I felt for a crack, applied the cleaver like a chisel, and tapped it gently with the meat-hammer. Plaster shattered and dropped to the floor, but I had not been fierce enough. I had to use more force, though I was trying to be neat. I did not want to crash into the hidden room in a great shower of rubble. What was there might be delicate.
By pulling off the upper skim of plaster, I managed to trace the edge of the lintel and frame. The doorway had been blocked with fireclay bricks. The infill had been poorly done, hurriedly no doubt. The mortar was a weak mix, most of which crumbled easily. Starting from near the top, I tried to remove the bricks. It was dusty work. After much effort I freed one, then lifted out more, bringing them towards me, one at a time. Helena helped pile them to the side.
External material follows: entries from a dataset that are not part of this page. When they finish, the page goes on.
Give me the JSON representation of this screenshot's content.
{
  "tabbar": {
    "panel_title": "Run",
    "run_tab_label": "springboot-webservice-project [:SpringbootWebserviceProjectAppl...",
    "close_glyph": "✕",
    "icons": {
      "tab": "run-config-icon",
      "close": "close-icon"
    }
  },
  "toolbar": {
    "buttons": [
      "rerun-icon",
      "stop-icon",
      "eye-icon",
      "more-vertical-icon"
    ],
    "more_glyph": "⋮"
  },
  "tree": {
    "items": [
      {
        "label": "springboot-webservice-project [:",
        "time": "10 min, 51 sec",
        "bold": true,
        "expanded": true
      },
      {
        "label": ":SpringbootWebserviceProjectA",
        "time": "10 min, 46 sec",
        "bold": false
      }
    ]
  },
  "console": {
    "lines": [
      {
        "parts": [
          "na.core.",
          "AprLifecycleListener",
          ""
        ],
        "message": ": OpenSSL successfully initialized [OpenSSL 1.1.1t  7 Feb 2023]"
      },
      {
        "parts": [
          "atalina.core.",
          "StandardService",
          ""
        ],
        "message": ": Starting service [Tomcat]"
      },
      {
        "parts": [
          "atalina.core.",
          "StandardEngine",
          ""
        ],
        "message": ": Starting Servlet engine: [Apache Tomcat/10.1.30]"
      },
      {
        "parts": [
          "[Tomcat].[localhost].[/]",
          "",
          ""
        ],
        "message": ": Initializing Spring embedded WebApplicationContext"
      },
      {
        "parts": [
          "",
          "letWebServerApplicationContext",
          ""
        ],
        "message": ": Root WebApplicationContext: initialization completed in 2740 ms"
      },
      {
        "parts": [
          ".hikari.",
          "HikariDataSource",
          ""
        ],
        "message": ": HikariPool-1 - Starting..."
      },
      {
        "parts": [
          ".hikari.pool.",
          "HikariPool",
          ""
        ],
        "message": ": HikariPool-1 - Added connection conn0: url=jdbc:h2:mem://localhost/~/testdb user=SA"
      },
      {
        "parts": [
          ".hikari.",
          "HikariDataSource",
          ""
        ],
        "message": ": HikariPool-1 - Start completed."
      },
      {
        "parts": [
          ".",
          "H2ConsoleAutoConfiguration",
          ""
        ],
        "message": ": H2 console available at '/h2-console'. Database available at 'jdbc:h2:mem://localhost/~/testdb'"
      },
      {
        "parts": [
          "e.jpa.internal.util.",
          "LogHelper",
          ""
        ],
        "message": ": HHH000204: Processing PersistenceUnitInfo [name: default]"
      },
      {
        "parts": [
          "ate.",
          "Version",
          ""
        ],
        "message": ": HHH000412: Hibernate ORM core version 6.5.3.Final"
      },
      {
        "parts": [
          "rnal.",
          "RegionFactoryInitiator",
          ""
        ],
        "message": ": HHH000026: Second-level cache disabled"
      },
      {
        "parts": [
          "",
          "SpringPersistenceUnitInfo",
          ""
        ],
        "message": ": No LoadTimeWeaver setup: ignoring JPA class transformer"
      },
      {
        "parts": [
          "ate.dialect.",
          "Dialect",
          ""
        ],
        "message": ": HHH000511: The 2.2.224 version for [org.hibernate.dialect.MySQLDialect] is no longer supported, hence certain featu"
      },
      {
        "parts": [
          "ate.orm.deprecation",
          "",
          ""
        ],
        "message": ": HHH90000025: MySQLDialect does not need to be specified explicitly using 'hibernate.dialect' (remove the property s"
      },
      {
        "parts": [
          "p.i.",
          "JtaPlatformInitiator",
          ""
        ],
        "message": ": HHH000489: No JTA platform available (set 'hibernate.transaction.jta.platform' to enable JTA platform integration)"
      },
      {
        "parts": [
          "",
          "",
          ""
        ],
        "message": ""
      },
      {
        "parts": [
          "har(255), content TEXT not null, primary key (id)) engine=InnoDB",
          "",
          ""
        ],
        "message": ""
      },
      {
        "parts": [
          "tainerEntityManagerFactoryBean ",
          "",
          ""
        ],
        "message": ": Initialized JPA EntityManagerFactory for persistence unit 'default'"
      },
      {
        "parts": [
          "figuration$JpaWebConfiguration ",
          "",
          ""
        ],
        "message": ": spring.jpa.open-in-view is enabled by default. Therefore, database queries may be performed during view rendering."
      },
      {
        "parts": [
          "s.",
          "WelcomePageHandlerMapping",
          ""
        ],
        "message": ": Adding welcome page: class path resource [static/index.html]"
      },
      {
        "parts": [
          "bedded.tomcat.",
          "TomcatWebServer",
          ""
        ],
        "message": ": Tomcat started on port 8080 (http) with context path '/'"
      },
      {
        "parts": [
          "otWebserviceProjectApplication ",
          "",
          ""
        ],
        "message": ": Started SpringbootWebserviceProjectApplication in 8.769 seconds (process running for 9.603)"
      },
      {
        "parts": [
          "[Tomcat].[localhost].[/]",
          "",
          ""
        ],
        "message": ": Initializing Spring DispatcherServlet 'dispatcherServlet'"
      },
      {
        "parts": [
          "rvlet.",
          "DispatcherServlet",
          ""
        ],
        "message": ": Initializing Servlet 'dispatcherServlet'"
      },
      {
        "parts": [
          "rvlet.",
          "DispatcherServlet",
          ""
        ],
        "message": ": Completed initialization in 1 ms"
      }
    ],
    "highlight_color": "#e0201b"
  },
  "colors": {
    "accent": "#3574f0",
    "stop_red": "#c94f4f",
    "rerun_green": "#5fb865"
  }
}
There certainly was another room. It had a window, matching the one where we were, but was pitch-black, unlit and filling with dust. Peering through the hole, I could make out nothing. Patiently I cleared a space in the old doorway that would be wide enough and tall enough to step through.
I stood back, recovering, while the dust settled a little. Helena hugged my damp shoulders, waiting quietly for me to act. Covered with dirt, I grinned at her excitedly.
I took the pottery lamp. Holding it ahead of me, I squeezed an arm through the narrow gap and stepped sideways into the tomblike stillness of the next room.
I had half hoped to find it full of treasure. It was empty, apart from its single occupant. As I pulled my shoulders through the gap and straightened up, I met the man's eyes. He was standing by the wall exactly opposite, and staring straight at me.